Removing an empty base class can break ABI
Earlier this week Eric Fiselier pointed out something that came as an unpleasant surprise
(to me, at least): Even though C++11 deprecated inheritance-from-std::unary_function
,
and C++14 deprecated inheritance-from-std::iterator
, the actual library vendors
cannot remove those deprecated relationships from their libraries without taking an ABI break!

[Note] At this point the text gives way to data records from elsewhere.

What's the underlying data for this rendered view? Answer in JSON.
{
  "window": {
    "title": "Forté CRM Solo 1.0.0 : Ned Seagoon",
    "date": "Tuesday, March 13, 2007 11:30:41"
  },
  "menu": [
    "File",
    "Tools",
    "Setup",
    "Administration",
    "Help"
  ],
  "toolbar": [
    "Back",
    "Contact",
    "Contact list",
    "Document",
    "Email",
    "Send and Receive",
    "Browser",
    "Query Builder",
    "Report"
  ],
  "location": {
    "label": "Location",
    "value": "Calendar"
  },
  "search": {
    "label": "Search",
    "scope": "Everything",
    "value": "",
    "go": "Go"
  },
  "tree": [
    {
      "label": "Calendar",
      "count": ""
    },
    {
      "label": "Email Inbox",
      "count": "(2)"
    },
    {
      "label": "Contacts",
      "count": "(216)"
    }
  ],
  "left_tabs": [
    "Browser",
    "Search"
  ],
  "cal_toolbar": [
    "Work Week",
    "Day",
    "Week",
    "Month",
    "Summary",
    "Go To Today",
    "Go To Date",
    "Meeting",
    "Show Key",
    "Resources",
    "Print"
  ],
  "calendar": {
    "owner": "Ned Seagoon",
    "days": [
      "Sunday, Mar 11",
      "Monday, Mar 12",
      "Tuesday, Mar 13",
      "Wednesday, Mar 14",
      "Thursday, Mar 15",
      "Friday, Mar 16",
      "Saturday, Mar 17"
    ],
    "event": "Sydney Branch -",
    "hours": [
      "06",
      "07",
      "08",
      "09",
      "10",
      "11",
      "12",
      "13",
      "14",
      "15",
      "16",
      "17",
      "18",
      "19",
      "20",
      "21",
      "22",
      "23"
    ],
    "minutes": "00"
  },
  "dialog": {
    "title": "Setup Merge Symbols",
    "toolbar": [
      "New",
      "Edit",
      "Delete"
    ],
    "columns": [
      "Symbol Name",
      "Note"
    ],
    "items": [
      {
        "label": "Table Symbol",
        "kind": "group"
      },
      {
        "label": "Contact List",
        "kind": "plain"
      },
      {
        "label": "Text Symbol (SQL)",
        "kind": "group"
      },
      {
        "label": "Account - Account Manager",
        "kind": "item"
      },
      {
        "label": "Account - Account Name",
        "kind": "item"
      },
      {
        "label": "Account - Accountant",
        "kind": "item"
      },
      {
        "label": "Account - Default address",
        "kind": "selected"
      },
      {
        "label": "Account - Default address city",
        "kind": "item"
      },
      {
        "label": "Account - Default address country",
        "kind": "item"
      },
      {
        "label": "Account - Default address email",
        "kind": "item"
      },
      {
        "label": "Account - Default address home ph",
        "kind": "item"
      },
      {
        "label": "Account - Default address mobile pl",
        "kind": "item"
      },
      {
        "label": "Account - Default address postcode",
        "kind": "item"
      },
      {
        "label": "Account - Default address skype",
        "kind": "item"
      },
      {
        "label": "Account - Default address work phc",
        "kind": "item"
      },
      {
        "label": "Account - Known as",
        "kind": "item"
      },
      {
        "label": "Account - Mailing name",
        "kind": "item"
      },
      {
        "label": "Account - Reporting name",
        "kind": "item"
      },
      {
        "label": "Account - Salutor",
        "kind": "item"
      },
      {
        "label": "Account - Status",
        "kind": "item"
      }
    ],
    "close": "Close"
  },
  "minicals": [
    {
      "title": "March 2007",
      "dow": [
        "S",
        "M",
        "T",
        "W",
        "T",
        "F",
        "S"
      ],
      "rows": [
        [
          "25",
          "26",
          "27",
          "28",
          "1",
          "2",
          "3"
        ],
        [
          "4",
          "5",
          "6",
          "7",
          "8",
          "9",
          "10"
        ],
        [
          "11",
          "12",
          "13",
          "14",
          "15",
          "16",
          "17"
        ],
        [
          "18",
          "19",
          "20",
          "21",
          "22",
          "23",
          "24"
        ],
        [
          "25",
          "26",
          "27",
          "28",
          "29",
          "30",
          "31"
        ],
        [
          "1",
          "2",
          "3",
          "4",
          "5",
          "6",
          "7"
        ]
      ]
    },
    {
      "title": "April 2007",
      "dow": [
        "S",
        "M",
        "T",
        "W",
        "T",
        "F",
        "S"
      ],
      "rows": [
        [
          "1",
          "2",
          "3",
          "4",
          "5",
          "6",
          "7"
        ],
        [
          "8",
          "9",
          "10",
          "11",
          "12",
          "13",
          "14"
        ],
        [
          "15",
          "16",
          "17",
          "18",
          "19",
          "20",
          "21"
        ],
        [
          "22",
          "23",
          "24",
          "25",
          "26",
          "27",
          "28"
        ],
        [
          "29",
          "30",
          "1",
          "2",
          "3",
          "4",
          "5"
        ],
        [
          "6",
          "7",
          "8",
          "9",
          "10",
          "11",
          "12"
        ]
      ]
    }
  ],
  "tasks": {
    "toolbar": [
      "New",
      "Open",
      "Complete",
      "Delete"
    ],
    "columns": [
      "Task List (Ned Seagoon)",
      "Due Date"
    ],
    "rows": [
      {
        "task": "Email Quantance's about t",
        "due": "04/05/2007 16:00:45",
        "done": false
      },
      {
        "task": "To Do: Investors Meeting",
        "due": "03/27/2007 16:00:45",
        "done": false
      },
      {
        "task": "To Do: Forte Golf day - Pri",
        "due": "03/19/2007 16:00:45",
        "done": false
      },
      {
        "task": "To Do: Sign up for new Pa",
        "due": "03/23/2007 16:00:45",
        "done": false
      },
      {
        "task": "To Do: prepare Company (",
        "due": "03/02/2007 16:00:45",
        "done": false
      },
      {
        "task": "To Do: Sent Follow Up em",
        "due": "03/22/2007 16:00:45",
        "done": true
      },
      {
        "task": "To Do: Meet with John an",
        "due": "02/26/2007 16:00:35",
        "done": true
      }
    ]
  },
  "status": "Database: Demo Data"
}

This is eerily apropos to Bryce Adelstein Lelbach’s closing keynote at C++Now 2021, in which ABI breakage was a major theme.
Background
C++98 didn’t have auto
, so it was useful for “function objects” like std::plus<T>
to expose a member typedef result_type
, so that you could write nice generic code like
template<class F, class T>
typename F::result_type
apply_over(F f, T x, T y, T z) {
return f(f(x,y),z);
}
Also first_argument_type
and second_argument_type
. Writing these three member typedefs over
and over was a bit tedious, so the C++98 STL provided a base class template
std::binary_function
and mandated that plus
(and less
and so on) should inherit from that.
N1905 [lib.base] was literally
this simple:
template<class Arg1, class Arg2, class Result>
struct binary_function {
typedef Arg1 first_argument_type;
typedef Arg2 second_argument_type;
typedef Result result_type;
};
template<class T>
struct plus : binary_function<T,T,T> {
T operator()(const T& x, const T& y) const
{ return x + y; }
};
The same pattern occurs with the standard iterator model. Every iterator, if you want it
to work with std::iterator_traits
, must provide five member typedefs: value_type
, difference_type
,
pointer
, reference
, and iterator_category
. (C++20 finally eliminates the requirement
to provide pointer
and reference
!) Writing these five lines was a bit tedious, so C++98
provided a base class template std::iterator
and mandated that the standard iterator adaptors should inherit from it.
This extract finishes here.